Y entonces ella dijo:
— Dmitri. No debes pensar en mí. Tienes que adoptar tu decisión como si yo no existiera. Porque de cualquier modo siempre estaré contigo. No importa qué resuelvas.
La apreté con fuerza. Supongo que sabía que diría eso, y pienso que las palabras en realidad no ayudaron mucho, pero igual me sentí agradecido.
— Perdóname — dijo ella al cabo de una pausa—, pero aún no lo tengo claro en la cabeza. No, te creo, por supuesto que te creo… sólo que es tan terrible… Quizás exista otra explicación, algo más… bien, más sencillo, más comprensible. Me parece que lo estoy diciendo mal. Viecherovski tiene razón, no cabe duda, pero no en cuanto a que se trate del —¿cómo lo llamó?—… ¿del Universo Homeostático?

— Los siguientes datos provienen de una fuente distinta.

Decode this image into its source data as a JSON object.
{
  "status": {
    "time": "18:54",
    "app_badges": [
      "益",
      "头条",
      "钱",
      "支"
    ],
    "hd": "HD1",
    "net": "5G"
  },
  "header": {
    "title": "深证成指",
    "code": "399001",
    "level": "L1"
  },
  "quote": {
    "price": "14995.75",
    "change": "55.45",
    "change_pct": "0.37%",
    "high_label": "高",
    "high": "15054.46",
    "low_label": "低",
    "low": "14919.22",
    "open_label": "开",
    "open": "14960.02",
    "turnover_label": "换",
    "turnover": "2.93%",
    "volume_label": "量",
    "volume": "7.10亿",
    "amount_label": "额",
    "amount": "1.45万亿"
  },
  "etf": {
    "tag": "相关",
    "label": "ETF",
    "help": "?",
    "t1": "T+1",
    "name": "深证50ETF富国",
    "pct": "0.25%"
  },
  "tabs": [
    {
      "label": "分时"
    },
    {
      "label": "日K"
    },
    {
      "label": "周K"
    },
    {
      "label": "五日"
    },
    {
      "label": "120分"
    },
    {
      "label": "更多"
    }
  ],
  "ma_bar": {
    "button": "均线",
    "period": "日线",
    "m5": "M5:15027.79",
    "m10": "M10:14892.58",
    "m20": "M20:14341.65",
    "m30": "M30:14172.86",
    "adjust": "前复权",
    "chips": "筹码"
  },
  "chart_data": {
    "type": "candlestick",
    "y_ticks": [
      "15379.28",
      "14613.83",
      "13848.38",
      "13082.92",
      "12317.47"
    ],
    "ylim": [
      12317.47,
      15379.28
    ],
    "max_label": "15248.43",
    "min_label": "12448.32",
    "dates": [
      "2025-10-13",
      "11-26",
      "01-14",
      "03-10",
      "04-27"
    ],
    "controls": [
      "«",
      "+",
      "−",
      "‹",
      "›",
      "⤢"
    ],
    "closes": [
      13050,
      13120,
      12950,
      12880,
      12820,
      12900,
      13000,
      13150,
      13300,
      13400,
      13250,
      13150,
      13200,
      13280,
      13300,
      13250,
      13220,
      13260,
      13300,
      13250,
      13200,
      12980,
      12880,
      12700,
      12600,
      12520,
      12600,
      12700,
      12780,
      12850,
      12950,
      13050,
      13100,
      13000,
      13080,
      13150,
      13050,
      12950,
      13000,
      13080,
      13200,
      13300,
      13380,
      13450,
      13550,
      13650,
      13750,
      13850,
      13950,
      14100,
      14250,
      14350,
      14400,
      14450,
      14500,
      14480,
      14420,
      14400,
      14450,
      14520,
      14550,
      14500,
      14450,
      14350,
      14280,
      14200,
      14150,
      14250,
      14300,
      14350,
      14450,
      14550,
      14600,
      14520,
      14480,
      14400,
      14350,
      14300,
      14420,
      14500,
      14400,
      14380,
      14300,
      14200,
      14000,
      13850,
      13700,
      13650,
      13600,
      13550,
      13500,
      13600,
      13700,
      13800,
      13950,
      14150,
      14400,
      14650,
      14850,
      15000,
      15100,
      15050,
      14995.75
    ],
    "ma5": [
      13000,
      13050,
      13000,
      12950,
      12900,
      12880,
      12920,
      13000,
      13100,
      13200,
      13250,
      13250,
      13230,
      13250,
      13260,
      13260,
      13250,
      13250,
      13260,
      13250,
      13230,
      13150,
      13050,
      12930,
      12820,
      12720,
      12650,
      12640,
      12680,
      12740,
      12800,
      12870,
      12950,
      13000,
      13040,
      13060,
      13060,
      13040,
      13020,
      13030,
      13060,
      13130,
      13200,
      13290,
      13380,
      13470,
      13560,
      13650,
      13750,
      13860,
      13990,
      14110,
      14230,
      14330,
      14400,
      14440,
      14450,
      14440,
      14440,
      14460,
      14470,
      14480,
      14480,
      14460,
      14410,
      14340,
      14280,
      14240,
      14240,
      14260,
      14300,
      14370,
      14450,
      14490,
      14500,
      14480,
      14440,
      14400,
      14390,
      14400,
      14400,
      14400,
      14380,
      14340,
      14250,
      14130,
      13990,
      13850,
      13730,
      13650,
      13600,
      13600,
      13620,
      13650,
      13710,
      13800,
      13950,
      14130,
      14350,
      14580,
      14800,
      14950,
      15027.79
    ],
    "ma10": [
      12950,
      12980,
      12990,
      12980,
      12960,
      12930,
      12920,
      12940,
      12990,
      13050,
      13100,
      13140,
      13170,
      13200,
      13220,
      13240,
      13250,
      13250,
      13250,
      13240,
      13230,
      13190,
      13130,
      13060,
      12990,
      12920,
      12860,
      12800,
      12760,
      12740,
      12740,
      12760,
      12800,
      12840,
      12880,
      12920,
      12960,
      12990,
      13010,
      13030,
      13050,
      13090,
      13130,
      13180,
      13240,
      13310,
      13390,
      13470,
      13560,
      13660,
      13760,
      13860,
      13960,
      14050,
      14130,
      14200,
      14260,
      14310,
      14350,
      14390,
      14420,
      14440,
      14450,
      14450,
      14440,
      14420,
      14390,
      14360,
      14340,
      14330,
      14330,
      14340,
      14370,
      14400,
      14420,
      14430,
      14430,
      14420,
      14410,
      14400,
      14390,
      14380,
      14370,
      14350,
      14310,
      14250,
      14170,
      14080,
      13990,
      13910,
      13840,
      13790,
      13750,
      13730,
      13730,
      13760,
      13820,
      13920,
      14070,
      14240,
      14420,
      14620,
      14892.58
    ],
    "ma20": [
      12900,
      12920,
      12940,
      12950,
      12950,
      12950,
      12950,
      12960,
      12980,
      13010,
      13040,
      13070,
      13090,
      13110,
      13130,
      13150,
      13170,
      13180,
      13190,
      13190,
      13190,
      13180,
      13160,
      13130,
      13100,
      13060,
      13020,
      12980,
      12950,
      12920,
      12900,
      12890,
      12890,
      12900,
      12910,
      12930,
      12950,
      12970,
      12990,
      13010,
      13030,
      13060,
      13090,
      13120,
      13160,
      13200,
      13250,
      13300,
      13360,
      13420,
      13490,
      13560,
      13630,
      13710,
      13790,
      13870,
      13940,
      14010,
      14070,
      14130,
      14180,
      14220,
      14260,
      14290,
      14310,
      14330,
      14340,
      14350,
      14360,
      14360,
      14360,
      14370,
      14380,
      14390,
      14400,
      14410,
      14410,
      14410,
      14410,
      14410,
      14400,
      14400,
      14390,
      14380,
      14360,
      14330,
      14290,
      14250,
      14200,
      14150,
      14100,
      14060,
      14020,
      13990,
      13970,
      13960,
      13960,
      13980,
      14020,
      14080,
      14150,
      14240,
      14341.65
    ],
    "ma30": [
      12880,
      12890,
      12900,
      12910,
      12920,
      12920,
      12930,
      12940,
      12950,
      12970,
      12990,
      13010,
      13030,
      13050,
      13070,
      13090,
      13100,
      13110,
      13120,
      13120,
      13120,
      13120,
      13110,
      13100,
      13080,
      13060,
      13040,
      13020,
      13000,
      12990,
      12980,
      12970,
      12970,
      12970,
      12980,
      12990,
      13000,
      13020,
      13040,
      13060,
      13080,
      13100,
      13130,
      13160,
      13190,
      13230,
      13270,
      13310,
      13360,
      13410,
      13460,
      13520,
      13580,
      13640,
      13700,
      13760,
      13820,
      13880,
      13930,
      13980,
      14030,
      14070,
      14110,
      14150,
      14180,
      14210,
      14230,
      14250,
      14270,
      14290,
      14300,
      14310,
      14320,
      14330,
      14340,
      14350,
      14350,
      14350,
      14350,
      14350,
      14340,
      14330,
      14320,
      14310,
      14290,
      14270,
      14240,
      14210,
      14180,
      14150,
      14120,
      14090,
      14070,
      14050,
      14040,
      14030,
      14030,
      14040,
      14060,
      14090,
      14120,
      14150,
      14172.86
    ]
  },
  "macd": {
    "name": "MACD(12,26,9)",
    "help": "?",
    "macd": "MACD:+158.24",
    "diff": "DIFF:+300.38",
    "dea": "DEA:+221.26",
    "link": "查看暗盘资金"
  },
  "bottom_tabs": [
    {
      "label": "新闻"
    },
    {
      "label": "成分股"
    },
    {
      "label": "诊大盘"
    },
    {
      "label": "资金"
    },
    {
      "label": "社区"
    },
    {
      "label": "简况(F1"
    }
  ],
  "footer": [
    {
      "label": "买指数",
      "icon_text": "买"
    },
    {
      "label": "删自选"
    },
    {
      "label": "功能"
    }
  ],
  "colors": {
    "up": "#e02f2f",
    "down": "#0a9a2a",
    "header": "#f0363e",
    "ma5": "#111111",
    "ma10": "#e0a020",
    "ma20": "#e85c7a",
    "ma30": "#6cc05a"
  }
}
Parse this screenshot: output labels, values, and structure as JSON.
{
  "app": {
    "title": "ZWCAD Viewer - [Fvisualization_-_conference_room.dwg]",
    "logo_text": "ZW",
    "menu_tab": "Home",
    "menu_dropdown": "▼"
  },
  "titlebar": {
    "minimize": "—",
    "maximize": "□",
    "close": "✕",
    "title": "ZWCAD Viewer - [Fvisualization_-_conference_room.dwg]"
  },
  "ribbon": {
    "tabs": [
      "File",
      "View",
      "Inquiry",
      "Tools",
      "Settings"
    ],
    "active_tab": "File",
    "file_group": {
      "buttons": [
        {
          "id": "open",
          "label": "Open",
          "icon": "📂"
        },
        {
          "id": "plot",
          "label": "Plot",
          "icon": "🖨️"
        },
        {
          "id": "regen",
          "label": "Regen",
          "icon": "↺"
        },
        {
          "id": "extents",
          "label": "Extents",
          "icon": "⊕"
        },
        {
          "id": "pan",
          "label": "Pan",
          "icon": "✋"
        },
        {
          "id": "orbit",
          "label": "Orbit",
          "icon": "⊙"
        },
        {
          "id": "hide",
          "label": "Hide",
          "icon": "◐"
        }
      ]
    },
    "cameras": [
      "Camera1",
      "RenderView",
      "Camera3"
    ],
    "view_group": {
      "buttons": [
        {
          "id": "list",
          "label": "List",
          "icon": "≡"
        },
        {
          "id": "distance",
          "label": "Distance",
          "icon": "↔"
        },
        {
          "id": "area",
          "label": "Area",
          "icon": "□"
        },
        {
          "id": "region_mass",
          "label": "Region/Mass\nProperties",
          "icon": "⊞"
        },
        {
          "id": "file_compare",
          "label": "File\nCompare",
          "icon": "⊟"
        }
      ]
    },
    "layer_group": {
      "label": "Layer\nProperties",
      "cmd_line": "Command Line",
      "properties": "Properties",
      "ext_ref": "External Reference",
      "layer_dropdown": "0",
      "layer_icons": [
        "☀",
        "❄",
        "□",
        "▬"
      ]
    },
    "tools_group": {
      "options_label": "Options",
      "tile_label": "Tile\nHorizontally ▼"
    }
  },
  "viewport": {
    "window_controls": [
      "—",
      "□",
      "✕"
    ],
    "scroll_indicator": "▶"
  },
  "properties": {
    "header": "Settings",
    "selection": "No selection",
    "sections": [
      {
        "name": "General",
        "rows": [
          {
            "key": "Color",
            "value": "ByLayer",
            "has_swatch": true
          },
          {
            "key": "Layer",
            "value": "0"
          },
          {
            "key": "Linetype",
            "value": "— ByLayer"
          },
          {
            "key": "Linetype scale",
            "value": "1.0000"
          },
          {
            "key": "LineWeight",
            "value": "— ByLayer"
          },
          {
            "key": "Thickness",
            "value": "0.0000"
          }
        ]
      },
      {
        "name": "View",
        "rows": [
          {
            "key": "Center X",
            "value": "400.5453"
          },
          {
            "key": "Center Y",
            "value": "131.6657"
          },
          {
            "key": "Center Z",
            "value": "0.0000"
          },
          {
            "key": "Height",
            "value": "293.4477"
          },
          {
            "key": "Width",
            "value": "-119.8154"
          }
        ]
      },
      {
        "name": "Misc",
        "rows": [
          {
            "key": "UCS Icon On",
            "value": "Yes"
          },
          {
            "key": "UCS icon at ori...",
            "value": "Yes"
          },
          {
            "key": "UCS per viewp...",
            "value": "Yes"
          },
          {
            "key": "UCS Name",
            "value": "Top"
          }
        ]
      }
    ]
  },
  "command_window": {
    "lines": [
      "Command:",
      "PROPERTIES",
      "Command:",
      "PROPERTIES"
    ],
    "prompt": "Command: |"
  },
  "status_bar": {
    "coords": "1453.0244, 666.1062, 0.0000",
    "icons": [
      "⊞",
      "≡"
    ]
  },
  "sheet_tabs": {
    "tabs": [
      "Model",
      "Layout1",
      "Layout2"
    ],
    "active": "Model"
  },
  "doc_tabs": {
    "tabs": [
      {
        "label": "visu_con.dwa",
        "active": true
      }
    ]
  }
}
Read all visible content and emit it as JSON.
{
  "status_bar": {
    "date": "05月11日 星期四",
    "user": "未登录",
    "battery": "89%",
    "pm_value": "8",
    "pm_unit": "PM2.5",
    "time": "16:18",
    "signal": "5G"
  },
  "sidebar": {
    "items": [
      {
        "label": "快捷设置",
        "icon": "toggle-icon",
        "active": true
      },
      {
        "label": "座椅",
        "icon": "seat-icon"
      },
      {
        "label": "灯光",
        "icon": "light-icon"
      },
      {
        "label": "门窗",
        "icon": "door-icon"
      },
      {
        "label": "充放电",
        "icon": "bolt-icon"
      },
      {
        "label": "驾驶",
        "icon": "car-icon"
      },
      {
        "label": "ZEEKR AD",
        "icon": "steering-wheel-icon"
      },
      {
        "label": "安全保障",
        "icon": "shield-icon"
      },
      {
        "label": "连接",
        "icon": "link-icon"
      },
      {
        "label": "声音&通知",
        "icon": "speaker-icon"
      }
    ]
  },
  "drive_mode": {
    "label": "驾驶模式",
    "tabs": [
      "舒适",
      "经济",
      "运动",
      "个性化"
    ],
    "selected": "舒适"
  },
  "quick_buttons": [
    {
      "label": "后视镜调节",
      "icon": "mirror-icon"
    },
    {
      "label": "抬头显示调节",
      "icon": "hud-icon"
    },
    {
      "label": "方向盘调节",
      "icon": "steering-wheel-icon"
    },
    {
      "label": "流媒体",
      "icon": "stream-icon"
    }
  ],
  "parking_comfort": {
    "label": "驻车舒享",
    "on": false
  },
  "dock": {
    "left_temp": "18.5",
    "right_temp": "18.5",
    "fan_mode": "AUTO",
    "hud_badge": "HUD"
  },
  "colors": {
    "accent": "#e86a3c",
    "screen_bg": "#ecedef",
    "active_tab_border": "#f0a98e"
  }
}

Tiene razón en que ese no es el problema. En verdad, ¿qué importa? ¿Si es el universo, hay que ceder; si son alienígenas tienes que luchar? Pero no me escuches. Hablo nada más que porque estoy confundida.
Se estremeció. Me puse de pie, me escurrí en la butaca con ella y la rodeé con los brazos. Sólo quería decirle, en todas las formas posibles, cuan aterrorizado estaba. Cuan aterrorizado estaba por mí, por ella, por los dos. Pero eso habría sido algo carente de sentido, y quizá cruel.